Review: Authors on same-sex attraction, faith

Are you sure they appreciate the way you love them?
Those questions, posed at a conference I attended titled, “For God So Loved the World …,” challenged me to rethink my assumptions about how my church and I minister to those struggling with same-sex attraction or even living a secret homosexual lifestyle.
I have been in ministry for more than 30 years, serving churches in sparsely populated rural areas, a medium-sized industrial town and now in Atlanta. Homosexuality was and is present in all of these communities and churches in which I have served.
With 13 years of experience ministering to men and women young and old who are struggling with same-sex attraction or homosexuality, I was interested to read three recent books written by people of faith who have also experienced this struggle.
Sally Gary. Loves God, Likes Girls: A Memoir.
Abilene, Texas: Leafwood Publishers, 2013. 240 pages. $14.99.
The authors all offer valuable insights to Christians but differ in lifestyle and conclusions about homosexuality and faith.
Sally Gary excelled as a trial lawyer, teacher of debate, and a professor at Abilene Christian University. But it was while on the faculty at ACU and a member of the Highland Church of Christ in Abilene, Texas, that she came forward with her secret struggle: same-sex attraction.
This brave public disclosure was met with warmth, love, support and opportunity in the ACU community. She founded and directs CenterPeace, a ministry that facilitates safe conversations about faith and homosexuality for individuals, families, churches, schools and communities. In “Loves God, Likes Girls: A Memoir,”
Gary offers vignettes that vividly draw the reader into her life and journey with same-sex attraction. She opens up about her family, school and church. She shares her isolation, embarrassment, humiliation, fear, determination and ultimately her faith.
She tells about the devastating effect of her father’s rage in their home, and then the journey through openness and counseling that led them from painful isolation to loving embrace. But she shares all this without defaulting to a general statement connecting fathering flaws to same-sex attraction.
Her honesty can give others a vision for what healing can look like in a family — and within the body of Christ. I recommend this book to families, churches and anyone struggling with the inner secrets they long to get out.
Justin Lee. Torn: Rescuing the Gospel from the Gays-vs.-Christians Debate.
Nashville, Tenn.: Jericho Books, 2012. 272 pages. $15.A more prominent voice in the Christian-gay debate is Justin Lee, founder of the Gay Christian Network, described as a “nonprofit, interdenominational organization working to increase dialogue between gays and Christians and support people on both sides wrestling with related issues.” His recent book, “Torn: Rescuing the Gospel from the Gays-vs.-Christians Debate,”

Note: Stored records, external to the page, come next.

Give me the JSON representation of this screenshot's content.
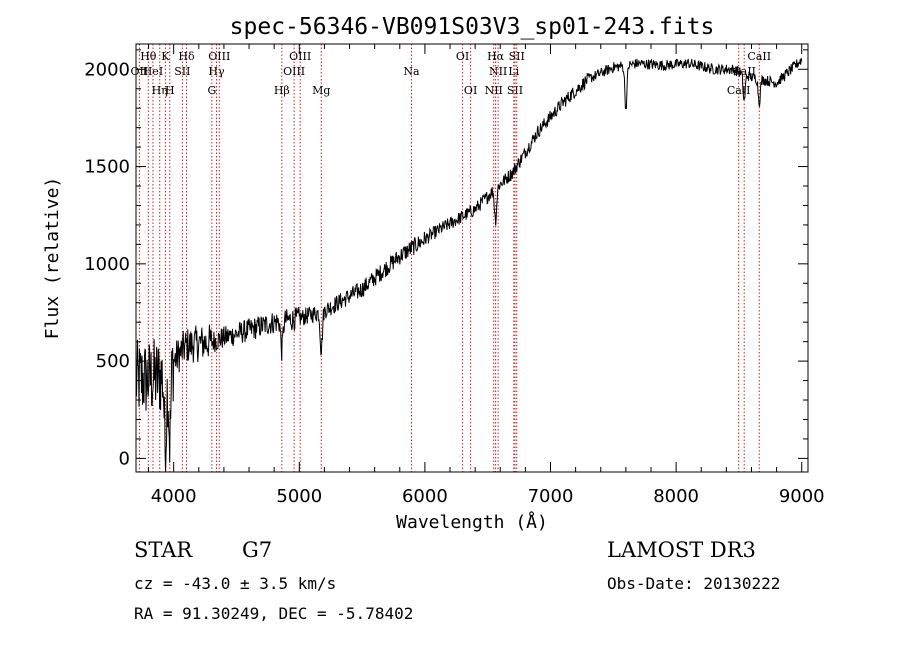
{
  "chart_data": {
    "type": "line",
    "title": "spec-56346-VB091S03V3_sp01-243.fits",
    "xlabel": "Wavelength (Å)",
    "ylabel": "Flux (relative)",
    "xlim": [
      3700,
      9050
    ],
    "ylim": [
      -70,
      2130
    ],
    "xticks": [
      4000,
      5000,
      6000,
      7000,
      8000,
      9000
    ],
    "yticks": [
      0,
      500,
      1000,
      1500,
      2000
    ],
    "continuum_anchor_x": [
      3700,
      3900,
      4100,
      4300,
      4500,
      4800,
      5000,
      5200,
      5500,
      5800,
      6100,
      6400,
      6550,
      6700,
      6900,
      7100,
      7300,
      7500,
      7700,
      7900,
      8100,
      8300,
      8450,
      8600,
      8800,
      9000
    ],
    "continuum_anchor_y": [
      400,
      420,
      580,
      600,
      640,
      700,
      720,
      760,
      870,
      1040,
      1170,
      1280,
      1380,
      1470,
      1680,
      1830,
      1950,
      2010,
      2030,
      2020,
      2030,
      2000,
      2000,
      1960,
      1930,
      2050
    ],
    "spectral_lines": [
      {
        "label": "Hθ",
        "wavelength": 3798,
        "row": 1
      },
      {
        "label": "OII",
        "wavelength": 3727,
        "row": 2
      },
      {
        "label": "HeI",
        "wavelength": 3835,
        "row": 2
      },
      {
        "label": "Hη",
        "wavelength": 3889,
        "row": 3
      },
      {
        "label": "K",
        "wavelength": 3934,
        "row": 1
      },
      {
        "label": "H",
        "wavelength": 3969,
        "row": 3
      },
      {
        "label": "SII",
        "wavelength": 4069,
        "row": 2
      },
      {
        "label": "Hδ",
        "wavelength": 4102,
        "row": 1
      },
      {
        "label": "G",
        "wavelength": 4304,
        "row": 3
      },
      {
        "label": "Hγ",
        "wavelength": 4341,
        "row": 2
      },
      {
        "label": "OIII",
        "wavelength": 4363,
        "row": 1
      },
      {
        "label": "Hβ",
        "wavelength": 4861,
        "row": 3
      },
      {
        "label": "OIII",
        "wavelength": 4959,
        "row": 2
      },
      {
        "label": "OIII",
        "wavelength": 5007,
        "row": 1
      },
      {
        "label": "Mg",
        "wavelength": 5175,
        "row": 3
      },
      {
        "label": "Na",
        "wavelength": 5893,
        "row": 2
      },
      {
        "label": "OI",
        "wavelength": 6300,
        "row": 1
      },
      {
        "label": "OI",
        "wavelength": 6364,
        "row": 3
      },
      {
        "label": "NII",
        "wavelength": 6548,
        "row": 3
      },
      {
        "label": "NII",
        "wavelength": 6583,
        "row": 2
      },
      {
        "label": "Hα",
        "wavelength": 6563,
        "row": 1
      },
      {
        "label": "SII",
        "wavelength": 6717,
        "row": 3
      },
      {
        "label": "SII",
        "wavelength": 6731,
        "row": 1
      },
      {
        "label": "Li",
        "wavelength": 6708,
        "row": 2
      },
      {
        "label": "CaII",
        "wavelength": 8498,
        "row": 3
      },
      {
        "label": "CaII",
        "wavelength": 8542,
        "row": 2
      },
      {
        "label": "CaII",
        "wavelength": 8662,
        "row": 1
      }
    ]
  },
  "info": {
    "object_type": "STAR",
    "subclass": "G7",
    "survey": "LAMOST DR3",
    "cz": "cz = -43.0 ± 3.5 km/s",
    "obs_date": "Obs-Date: 20130222",
    "coords": "RA =  91.30249, DEC =  -5.78402"
  },
  "colors": {
    "line_marker": "#cc2222",
    "spectrum": "#000000"
  }
}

expresses deep love for the church and even for people who vehemently disagree with Lee’s conclusions.
Lee’s seven suggestions in the final chapter provide a meaningful structure that can improve how the church interacts with this subject and, more importantly, with those who are gay. Although I do not agree with the way he states all seven of them, they are still a valuable starting point.
Some readers will be impressed by his approach, while others will be critical of his questionable exegesis. Because Lee believes the Bible is not definitive in rejecting committed, monogamous, same-sex relationships, he argues for acceptance in the body of Christ of gays who are choosing celibacy and those who are in committed, monogamous relationships.
This book will ignite emotions and thoughts and will hopefully inspire readers to dig deeper on their own, no matter where they start or end up in their beliefs about homosexuality and the Bible.
Rosaria Champagne Butterfield. Secret Thoughts of an Unlikely Convert An English Professor’s Journey into Christian Faith.
Pittsburgh: Crown & Covenant, 2012. 154 pages. $12.Like the other books, “Secret Thoughts of an Unlikely Convert: An English Professor’s Journey into Christian Faith”
is directly related to the author’s struggle with homosexuality and living as a disciple of Jesus Christ. Rosaria Champagne Butterfield was a tenured professor of English at Syracuse University. An open lesbian and gay activist, she was doing research for a book she was writing about the “religious right,” when she met a Christian minister who began to turn her thoughts and heart toward Christ. She describes her conversion as a “train wreck” that destroyed her life as she knew it. Butterfield’s entrancing writing style and relatable experiences offer the reader many ways to connect with her story. She relentlessly stresses the cost of discipleship. She writes, “I learned the first rule of repentance is that it requires greater intimacy with God than with our sin.”
As she writes a few decades after her conversion, she is now a Christian mother, and the wife of a minister.
There are some minor detractions for me in the book. She speaks derisively, by name, of a few other Christian authors by singling out a small component of their entire body of work with which she disagrees, which seems unnecessary to her overall point.
All three authors share their stories with love, grace, humility and great vulnerability. The reader will not agree with all the conclusions of any of them, just as the three authors do not agree on all the issues either. However, these books are enlightening, engaging, and helpful in this vital conversation for churches and families.